Oscar-prämierter Dokumentarfilmer wird in Russland als „ausländischer Agent“ gebrandmarkt

Ein Lehrer, der Kriegspropaganda an russischen Schulen dokumentierte, wurde vom Kreml zum „ausländischen Agenten“ erklärt, nachdem er Filmmaterial aus dem Land geschmuggelt hatte.
Russland hat den Protagonisten eines Oscar-gekrönten Dokumentarfilms zum ausländischen Agenten erklärt und geht damit während der Invasion des Landes in der Ukraine noch weiter gegen abweichende Stimmen vor.
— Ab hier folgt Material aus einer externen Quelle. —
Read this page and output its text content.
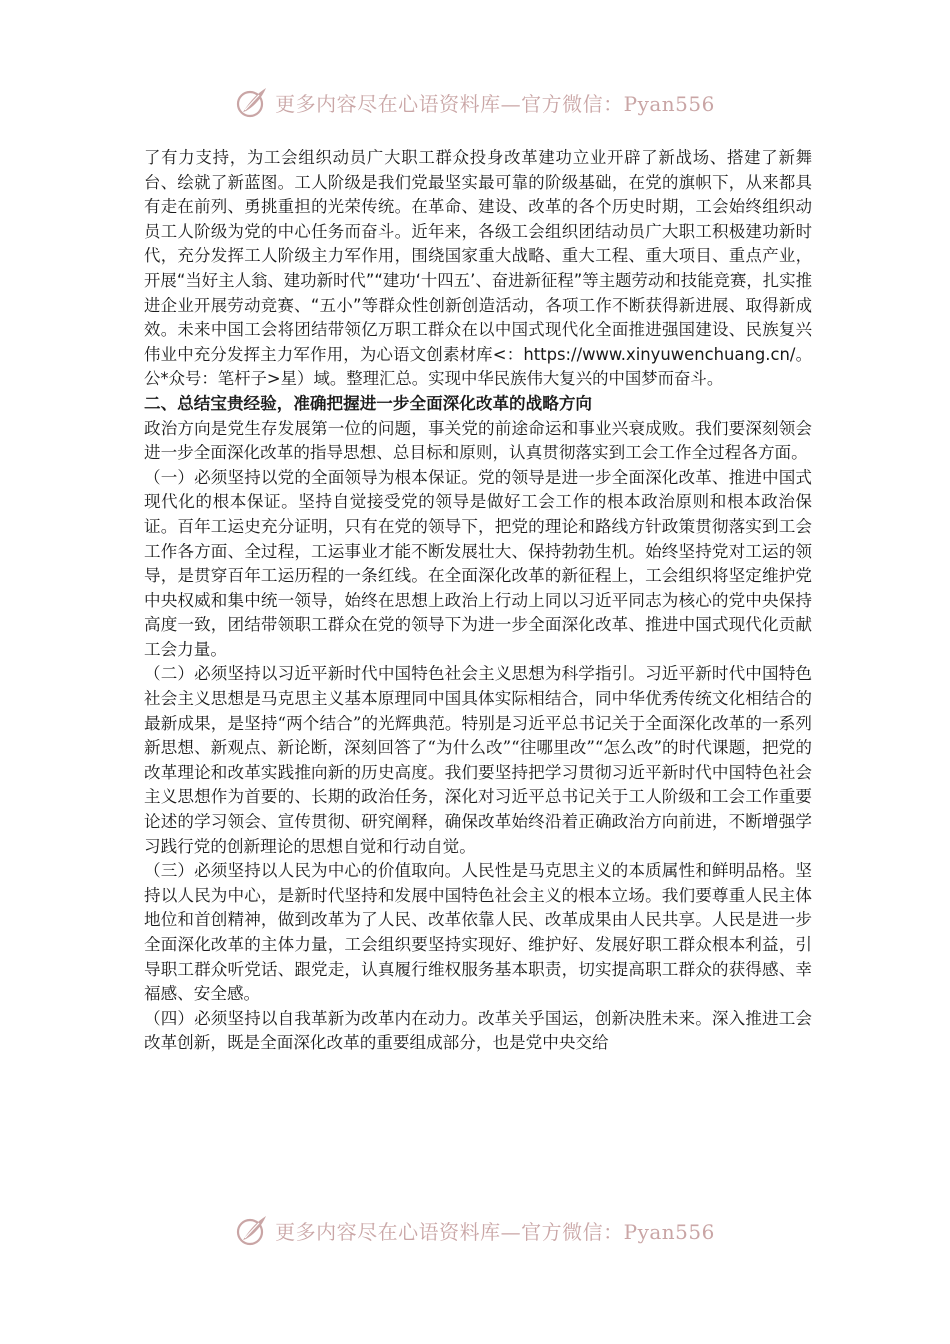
更多内容尽在心语资料库—官方微信：Pyan556

了有力支持，为工会组织动员广大职工群众投身改革建功立业开辟了新战场、搭建了新舞台、绘就了新蓝图。工人阶级是我们党最坚实最可靠的阶级基础，在党的旗帜下，从来都具有走在前列、勇挑重担的光荣传统。在革命、建设、改革的各个历史时期，工会始终组织动员工人阶级为党的中心任务而奋斗。近年来，各级工会组织团结动员广大职工积极建功新时代，充分发挥工人阶级主力军作用，围绕国家重大战略、重大工程、重大项目、重点产业，开展“当好主人翁、建功新时代”“建功‘十四五’、奋进新征程”等主题劳动和技能竞赛，扎实推进企业开展劳动竞赛、“五小”等群众性创新创造活动，各项工作不断获得新进展、取得新成效。未来中国工会将团结带领亿万职工群众在以中国式现代化全面推进强国建设、民族复兴伟业中充分发挥主力军作用，为心语文创素材库<：https://www.xinyuwenchuang.cn/。公*众号：笔杆子>星）域。整理汇总。实现中华民族伟大复兴的中国梦而奋斗。

二、总结宝贵经验，准确把握进一步全面深化改革的战略方向

政治方向是党生存发展第一位的问题，事关党的前途命运和事业兴衰成败。我们要深刻领会进一步全面深化改革的指导思想、总目标和原则，认真贯彻落实到工会工作全过程各方面。

（一）必须坚持以党的全面领导为根本保证。党的领导是进一步全面深化改革、推进中国式现代化的根本保证。坚持自觉接受党的领导是做好工会工作的根本政治原则和根本政治保证。百年工运史充分证明，只有在党的领导下，把党的理论和路线方针政策贯彻落实到工会工作各方面、全过程，工运事业才能不断发展壮大、保持勃勃生机。始终坚持党对工运的领导，是贯穿百年工运历程的一条红线。在全面深化改革的新征程上，工会组织将坚定维护党中央权威和集中统一领导，始终在思想上政治上行动上同以习近平同志为核心的党中央保持高度一致，团结带领职工群众在党的领导下为进一步全面深化改革、推进中国式现代化贡献工会力量。

（二）必须坚持以习近平新时代中国特色社会主义思想为科学指引。习近平新时代中国特色社会主义思想是马克思主义基本原理同中国具体实际相结合，同中华优秀传统文化相结合的最新成果，是坚持“两个结合”的光辉典范。特别是习近平总书记关于全面深化改革的一系列新思想、新观点、新论断，深刻回答了“为什么改”“往哪里改”“怎么改”的时代课题，把党的改革理论和改革实践推向新的历史高度。我们要坚持把学习贯彻习近平新时代中国特色社会主义思想作为首要的、长期的政治任务，深化对习近平总书记关于工人阶级和工会工作重要论述的学习领会、宣传贯彻、研究阐释，确保改革始终沿着正确政治方向前进，不断增强学习践行党的创新理论的思想自觉和行动自觉。

（三）必须坚持以人民为中心的价值取向。人民性是马克思主义的本质属性和鲜明品格。坚持以人民为中心，是新时代坚持和发展中国特色社会主义的根本立场。我们要尊重人民主体地位和首创精神，做到改革为了人民、改革依靠人民、改革成果由人民共享。人民是进一步全面深化改革的主体力量，工会组织要坚持实现好、维护好、发展好职工群众根本利益，引导职工群众听党话、跟党走，认真履行维权服务基本职责，切实提高职工群众的获得感、幸福感、安全感。

（四）必须坚持以自我革新为改革内在动力。改革关乎国运，创新决胜未来。深入推进工会改革创新，既是全面深化改革的重要组成部分，也是党中央交给

更多内容尽在心语资料库—官方微信：Pyan556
Dem Lehrer, der zwei Jahre lang Kriegspropaganda an russischen Schulen dokumentiert hatte, gelang es, das vernichtende Filmmaterial aus dem Land zu schmuggeln, bevor er ins Visier des Kremls geriet.
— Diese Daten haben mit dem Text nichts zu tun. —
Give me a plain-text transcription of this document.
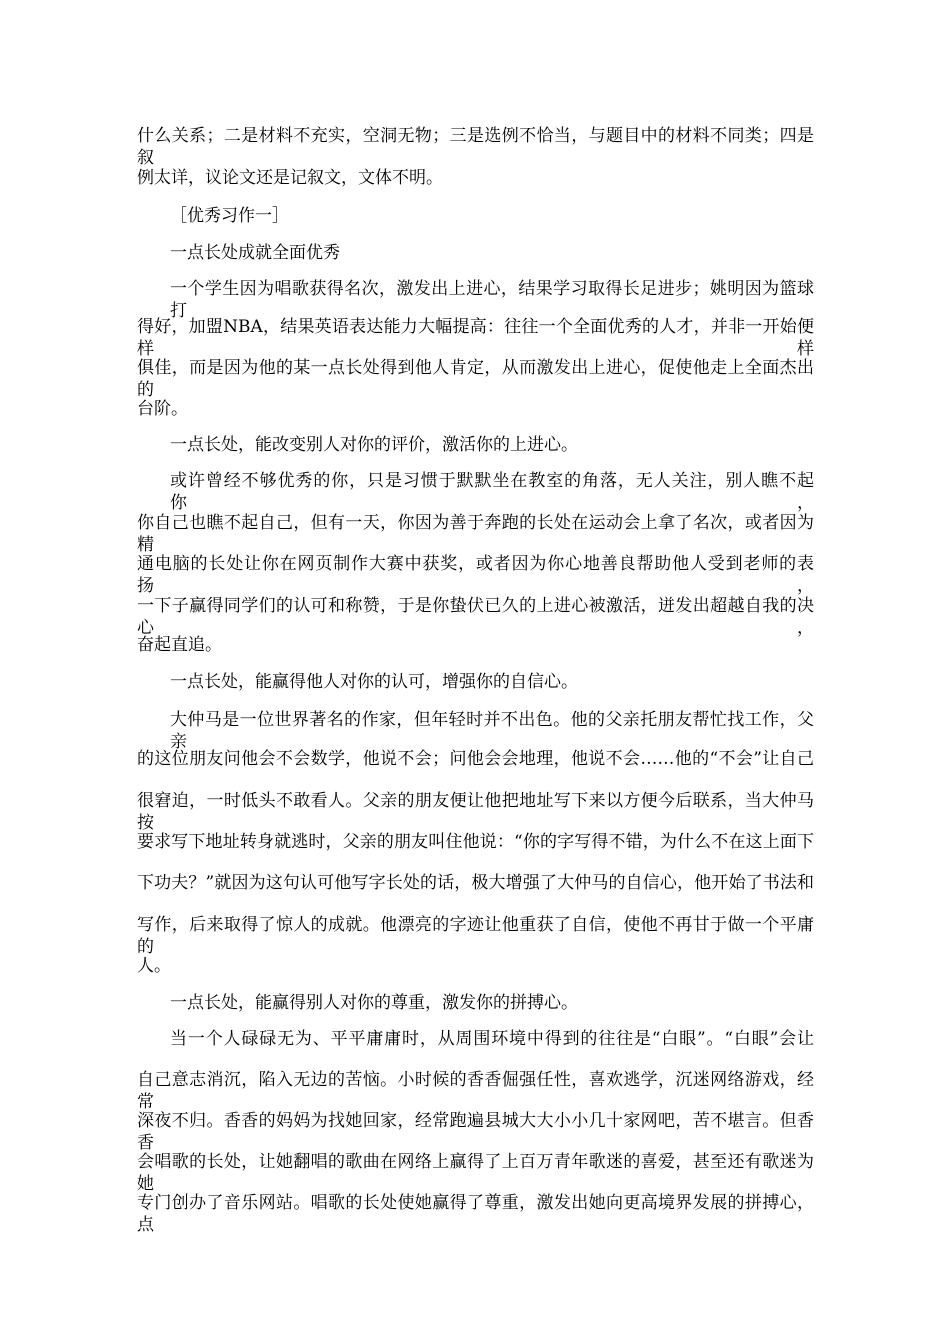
什么关系；二是材料不充实，空洞无物；三是选例不恰当，与题目中的材料不同类；四是叙
例太详，议论文还是记叙文，文体不明。
［优秀习作一］
一点长处成就全面优秀
一个学生因为唱歌获得名次，激发出上进心，结果学习取得长足进步；姚明因为篮球打
得好，加盟NBA，结果英语表达能力大幅提高：往往一个全面优秀的人才，并非一开始便样样
俱佳，而是因为他的某一点长处得到他人肯定，从而激发出上进心，促使他走上全面杰出的
台阶。
一点长处，能改变别人对你的评价，激活你的上进心。
或许曾经不够优秀的你，只是习惯于默默坐在教室的角落，无人关注，别人瞧不起你，
你自己也瞧不起自己，但有一天，你因为善于奔跑的长处在运动会上拿了名次，或者因为精
通电脑的长处让你在网页制作大赛中获奖，或者因为你心地善良帮助他人受到老师的表扬，
一下子赢得同学们的认可和称赞，于是你蛰伏已久的上进心被激活，迸发出超越自我的决心，
奋起直追。
一点长处，能赢得他人对你的认可，增强你的自信心。
大仲马是一位世界著名的作家，但年轻时并不出色。他的父亲托朋友帮忙找工作，父亲
的这位朋友问他会不会数学，他说不会；问他会会地理，他说不会……他的“不会”让自己
很窘迫，一时低头不敢看人。父亲的朋友便让他把地址写下来以方便今后联系，当大仲马按
要求写下地址转身就逃时，父亲的朋友叫住他说：“你的字写得不错，为什么不在这上面下
下功夫？”就因为这句认可他写字长处的话，极大增强了大仲马的自信心，他开始了书法和
写作，后来取得了惊人的成就。他漂亮的字迹让他重获了自信，使他不再甘于做一个平庸的
人。
一点长处，能赢得别人对你的尊重，激发你的拼搏心。
当一个人碌碌无为、平平庸庸时，从周围环境中得到的往往是“白眼”。“白眼”会让
自己意志消沉，陷入无边的苦恼。小时候的香香倔强任性，喜欢逃学，沉迷网络游戏，经常
深夜不归。香香的妈妈为找她回家，经常跑遍县城大大小小几十家网吧，苦不堪言。但香香
会唱歌的长处，让她翻唱的歌曲在网络上赢得了上百万青年歌迷的喜爱，甚至还有歌迷为她
专门创办了音乐网站。唱歌的长处使她赢得了尊重，激发出她向更高境界发展的拼搏心，点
Der Dokumentarfilm mit dem Titel „Nawalny erzählt die Geschichte von Alexei Nawalny, einem prominenten russischen Oppositionsführer, der 2020 vergiftet und später nach seiner Rückkehr nach Russland inhaftiert wurde. Der von Daniel Roher inszenierte Film gewann 2022 den Oscar für den besten Dokumentarfilm und brachte das Regime von Präsident Wladimir Putin auf der Weltbühne noch mehr in Verlegenheit.
{{IMAGE_PLACEHOLDER}}Jetzt hat das russische Justizministerium den Lehrer, der in der Dokumentation als Kronzeuge fungierte, zum „ausländischen Agenten“ erklärt – eine Bezeichnung, die in Russland mit starken Einschränkungen und Stigmatisierung verbunden ist. Der Schritt wird als klarer Versuch gesehen, die Person zu diskreditieren und zum Schweigen zu bringen, die dabei geholfen hat, die Propagandataktiken des Kremls zur Indoktrination russischer Schulkinder aufzudecken.
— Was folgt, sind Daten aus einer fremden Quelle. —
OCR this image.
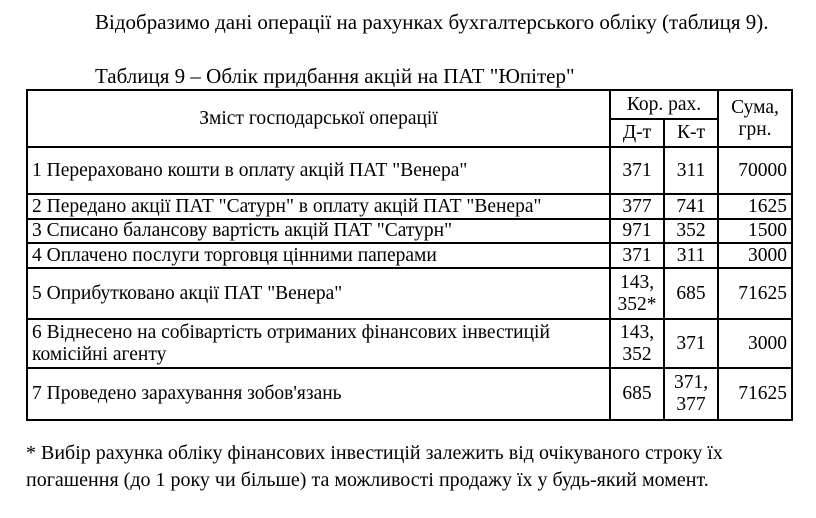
Відобразимо дані операції на рахунках бухгалтерського обліку (таблиця 9).
Таблиця 9 – Облік придбання акцій на ПАТ "Юпітер"
Зміст господарської операції	Кор. рах.		Сума, грн.
	Д-т	К-т	
1 Перераховано кошти в оплату акцій ПАТ "Венера"	371	311	70000
2 Передано акції ПАТ "Сатурн" в оплату акцій ПАТ "Венера"	377	741	1625
3 Списано балансову вартість акцій ПАТ "Сатурн"	971	352	1500
4 Оплачено послуги торговця цінними паперами	371	311	3000
5 Оприбутковано акції ПАТ "Венера"	143, 352*	685	71625
6 Віднесено на собівартість отриманих фінансових інвестицій комісійні агенту	143, 352	371	3000
7 Проведено зарахування зобов'язань	685	371, 377	71625
* Вибір рахунка обліку фінансових інвестицій залежить від очікуваного строку їх погашення (до 1 року чи більше) та можливості продажу їх у будь-який момент.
„Dies ist ein offensichtlicher Versuch, diejenigen einzuschüchtern und zum Schweigen zu bringen, die es wagen, sich gegen die Lügen und Propaganda der Regierung auszusprechen“, sagte Nawalnys Sprecherin Kira Yarmysh. „Es ist ein beschämender Machtmissbrauch und es zeigt, wie sehr sich der Kreml von der Wahrheit bedroht fühlt.“
{{IMAGE_PLACEHOLDER}}Die Tortur des Lehrers verdeutlicht das zunehmend feindselige Umfeld für unabhängige Journalisten, Aktivisten und Andersdenkende in Putins Russland. Während sich der Krieg in der Ukraine hinzieht, hat der Kreml sein Vorgehen gegen jede Form von Opposition oder Kritik verschärft. Dutzende unabhängige Medien wurden geschlossen und unzählige Personen als „ausländische Agenten“ oder „unerwünschte Organisationen“ abgestempelt.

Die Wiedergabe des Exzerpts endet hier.